Arlo, Nora, Woody, Marjorie (Guthrie) were in the neighborhood on one side. I found out recently that I
attended PS 63 with Arlo and Nora.
Our group of kids graduated from PS 63 in 1957. I got lucky. Doris agreed to go to the
prom with me after her sought-after beau failed to ask her. She was tall, thin, blonde and
wrote left handed with a Esterbrook pen that was always filled with aqua ink. She was not
Jewish so my parents were not pleased. But my social life with Doris lasted for one date,
Just about all the kids from PS 63 went to John Adams High School in Ozone Park. I went
to Brooklyn Tech, then an all boys high school of 6,000 guys, and a few others went to
Stuyvesant or Bronx High School of Science. With this dispersion of friends I lost contact
with some of my Howard Beach chums, except for my very closest friend, David. He
brought me to John Adams parties where I got to meet girls and people from outside of
Howard Beach. I met guys from all over the city while attending Brooklyn Tech, and Howard
Beach began to lose its status as the center of my universe, though it was still home.

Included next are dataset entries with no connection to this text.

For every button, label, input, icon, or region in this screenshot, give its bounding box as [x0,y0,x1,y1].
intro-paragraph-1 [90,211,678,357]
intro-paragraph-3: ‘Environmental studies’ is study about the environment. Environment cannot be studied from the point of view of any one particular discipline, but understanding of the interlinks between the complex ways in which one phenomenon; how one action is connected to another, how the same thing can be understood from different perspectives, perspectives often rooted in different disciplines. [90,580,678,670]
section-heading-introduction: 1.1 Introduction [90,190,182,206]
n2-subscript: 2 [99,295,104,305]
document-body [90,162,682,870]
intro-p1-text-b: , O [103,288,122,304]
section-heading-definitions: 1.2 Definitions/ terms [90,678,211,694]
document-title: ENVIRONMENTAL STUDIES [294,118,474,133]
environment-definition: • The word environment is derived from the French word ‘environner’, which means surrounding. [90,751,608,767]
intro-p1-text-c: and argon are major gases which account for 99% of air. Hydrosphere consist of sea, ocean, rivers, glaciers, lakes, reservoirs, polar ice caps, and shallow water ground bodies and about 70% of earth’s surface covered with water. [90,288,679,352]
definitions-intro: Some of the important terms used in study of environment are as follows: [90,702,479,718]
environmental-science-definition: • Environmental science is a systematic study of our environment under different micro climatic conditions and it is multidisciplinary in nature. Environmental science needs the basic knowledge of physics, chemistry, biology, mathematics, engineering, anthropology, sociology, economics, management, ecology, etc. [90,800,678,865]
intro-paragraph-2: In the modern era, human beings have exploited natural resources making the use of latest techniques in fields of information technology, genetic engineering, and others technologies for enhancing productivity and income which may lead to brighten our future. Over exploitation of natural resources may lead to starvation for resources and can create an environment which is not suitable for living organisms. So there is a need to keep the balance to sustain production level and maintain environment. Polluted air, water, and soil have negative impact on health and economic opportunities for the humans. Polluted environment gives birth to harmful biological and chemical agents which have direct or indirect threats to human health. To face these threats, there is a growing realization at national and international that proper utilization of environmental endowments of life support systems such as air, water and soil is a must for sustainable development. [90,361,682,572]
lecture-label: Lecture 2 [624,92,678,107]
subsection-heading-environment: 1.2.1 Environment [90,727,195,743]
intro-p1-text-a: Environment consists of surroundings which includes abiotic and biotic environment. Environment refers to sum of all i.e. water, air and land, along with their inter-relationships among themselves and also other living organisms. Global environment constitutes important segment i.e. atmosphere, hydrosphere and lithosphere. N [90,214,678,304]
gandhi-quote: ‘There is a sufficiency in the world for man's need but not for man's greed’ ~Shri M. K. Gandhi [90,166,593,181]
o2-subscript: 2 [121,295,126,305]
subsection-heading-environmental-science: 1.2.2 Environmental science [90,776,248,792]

The dispersion widened when we chose colleges to attend. I went to Queens College,
others went to CCNY or Baruch College. Others went out of town, the lucky dogs! Finally, I
left Howard Beach for Boston in 1967 to attend graduate school, and there I stayed. I still
go back to Rockwood Park to visit my dear friend Richard and his mother, and David's
parents, too. The neighborhood is still very well kept.
The Weeds? They are long gone. Yet, there are still fields of reeds along the Belt Parkway
that borders on Brooklyn. New houses have replaced some of those little cape boxes. The
new, larger houses look kind of silly on plots of land no bigger than an eighth of an acre.
Property values have skyrocketed, of course. Kids have a school playground. The stores
along Cross Bay Boulevard vie for your attention with garish lighting. There's a cuisine for
every palate. There's not much chance that anyone will find a hunk of human bone sticking
out of the mud in Howard Beach these days. But wait a second, aren't those more weeds
down there toward the Cross Bay Bridge?